Unusually for a country school, Kaduha doesn’t have any gardens, never mind livestock. Eugène is negotiating with the priest to take over a patch of abandoned land to use for farming.

It isn’t till we’re ready to debrief to the whole staff that I realise I’ve forgotten all about the inspection administrative. I’ve been so enjoying sitting in on lessons. So we do a lightning speed inspection which ticks the boxes but leaves out most of the detail. I’ll have to wing it when I write my report.

Finally a “pearls of wisdom” session with the staff, all ten of them. These sessions are definitely getting easier because I’m tending to say the same things each time. You feel like a politician on the stump. Leave them feeling good; praise whatever you can find to praise, just give two or three things you want to see different next time.

I like Kaduha; it’s a welcoming school and it reminds me of some of our rural primaries back in England.

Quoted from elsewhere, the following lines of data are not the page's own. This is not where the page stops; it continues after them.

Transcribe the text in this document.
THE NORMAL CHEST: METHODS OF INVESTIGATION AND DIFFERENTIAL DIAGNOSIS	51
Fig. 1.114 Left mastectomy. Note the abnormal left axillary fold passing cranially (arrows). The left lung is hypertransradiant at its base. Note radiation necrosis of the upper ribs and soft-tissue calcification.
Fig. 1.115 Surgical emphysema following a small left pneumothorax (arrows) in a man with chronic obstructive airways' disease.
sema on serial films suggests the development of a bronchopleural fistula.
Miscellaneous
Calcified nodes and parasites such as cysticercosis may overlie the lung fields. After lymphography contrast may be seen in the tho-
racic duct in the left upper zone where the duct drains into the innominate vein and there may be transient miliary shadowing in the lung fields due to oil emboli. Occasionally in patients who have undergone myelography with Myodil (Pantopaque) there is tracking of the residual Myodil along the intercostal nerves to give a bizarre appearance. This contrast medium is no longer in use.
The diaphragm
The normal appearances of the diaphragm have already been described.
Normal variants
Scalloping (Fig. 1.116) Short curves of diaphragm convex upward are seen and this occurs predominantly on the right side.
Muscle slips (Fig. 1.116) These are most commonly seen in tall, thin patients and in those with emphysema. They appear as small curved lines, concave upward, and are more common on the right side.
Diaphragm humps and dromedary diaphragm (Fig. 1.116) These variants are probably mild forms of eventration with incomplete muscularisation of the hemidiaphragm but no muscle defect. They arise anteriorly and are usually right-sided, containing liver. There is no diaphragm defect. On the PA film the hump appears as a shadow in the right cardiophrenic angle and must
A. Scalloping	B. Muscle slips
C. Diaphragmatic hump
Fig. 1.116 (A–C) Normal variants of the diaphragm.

Back in Gitarama I buy a housewarming present for Soraya, then go home for a siesta and to write up my report. It turns out that I have to do a lot more imaginative recreation of things I forgot to ask than I bargained for….

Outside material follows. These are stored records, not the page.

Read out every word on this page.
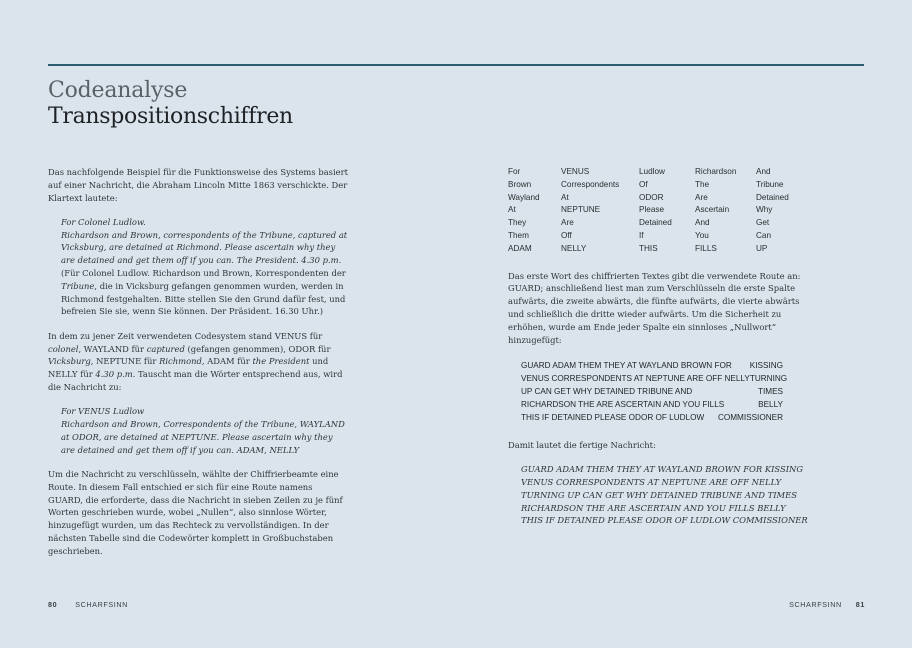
Codeanalyse
Transpositionschiffren

Das nachfolgende Beispiel für die Funktionsweise des Systems basiert auf einer Nachricht, die Abraham Lincoln Mitte 1863 verschickte. Der Klartext lautete:

For Colonel Ludlow.
Richardson and Brown, correspondents of the Tribune, captured at Vicksburg, are detained at Richmond. Please ascertain why they are detained and get them off if you can. The President. 4.30 p.m. (Für Colonel Ludlow. Richardson und Brown, Korrespondenten der Tribune, die in Vicksburg gefangen genommen wurden, werden in Richmond festgehalten. Bitte stellen Sie den Grund dafür fest, und befreien Sie sie, wenn Sie können. Der Präsident. 16.30 Uhr.)

In dem zu jener Zeit verwendeten Codesystem stand VENUS für colonel, WAYLAND für captured (gefangen genommen), ODOR für Vicksburg, NEPTUNE für Richmond, ADAM für the President und NELLY für 4.30 p.m. Tauscht man die Wörter entsprechend aus, wird die Nachricht zu:

For VENUS Ludlow
Richardson and Brown, Correspondents of the Tribune, WAYLAND at ODOR, are detained at NEPTUNE. Please ascertain why they are detained and get them off if you can. ADAM, NELLY

Um die Nachricht zu verschlüsseln, wählte der Chiffrierbeamte eine Route. In diesem Fall entschied er sich für eine Route namens GUARD, die erforderte, dass die Nachricht in sieben Zeilen zu je fünf Worten geschrieben wurde, wobei „Nullen“, also sinnlose Wörter, hinzugefügt wurden, um das Rechteck zu vervollständigen. In der nächsten Tabelle sind die Codewörter komplett in Großbuchstaben geschrieben.

For	VENUS	Ludlow	Richardson	And
Brown	Correspondents	Of	The	Tribune
Wayland	At	ODOR	Are	Detained
At	NEPTUNE	Please	Ascertain	Why
They	Are	Detained	And	Get
Them	Off	If	You	Can
ADAM	NELLY	THIS	FILLS	UP

Das erste Wort des chiffrierten Textes gibt die verwendete Route an: GUARD; anschließend liest man zum Verschlüsseln die erste Spalte aufwärts, die zweite abwärts, die fünfte aufwärts, die vierte abwärts und schließlich die dritte wieder aufwärts. Um die Sicherheit zu erhöhen, wurde am Ende jeder Spalte ein sinnloses „Nullwort“ hinzugefügt:

GUARD ADAM THEM THEY AT WAYLAND BROWN FOR KISSING
VENUS CORRESPONDENTS AT NEPTUNE ARE OFF NELLY TURNING
UP CAN GET WHY DETAINED TRIBUNE AND	TIMES
RICHARDSON THE ARE ASCERTAIN AND YOU FILLS	BELLY
THIS IF DETAINED PLEASE ODOR OF LUDLOW COMMISSIONER

Damit lautet die fertige Nachricht:

GUARD ADAM THEM THEY AT WAYLAND BROWN FOR KISSING VENUS CORRESPONDENTS AT NEPTUNE ARE OFF NELLY TURNING UP CAN GET WHY DETAINED TRIBUNE AND TIMES RICHARDSON THE ARE ASCERTAIN AND YOU FILLS BELLY THIS IF DETAINED PLEASE ODOR OF LUDLOW COMMISSIONER

80	SCHARFSINN	SCHARFSINN 81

During the evening my next week’s plans are thrown into confusion. My Monday school asks me to come on Tuesday; but my Tuesday school can’t have me on Monday. Then I discover there’s a very little school called Muhazi which seems to have escaped all the exam results statistics – it just doesn’t appear anywhere. I’d have thought it didn’t exist except that I’ve got the census sheet for it on my bed. Perhaps I’ll give them a call on Monday morning.

Best thing about today – being out in the country. Inspecting schools and actually feeling relaxed about it. Even my French is getting better by the day.

Worst thing about today – nothing at all. For the millionth time, this is exactly what I came here to do.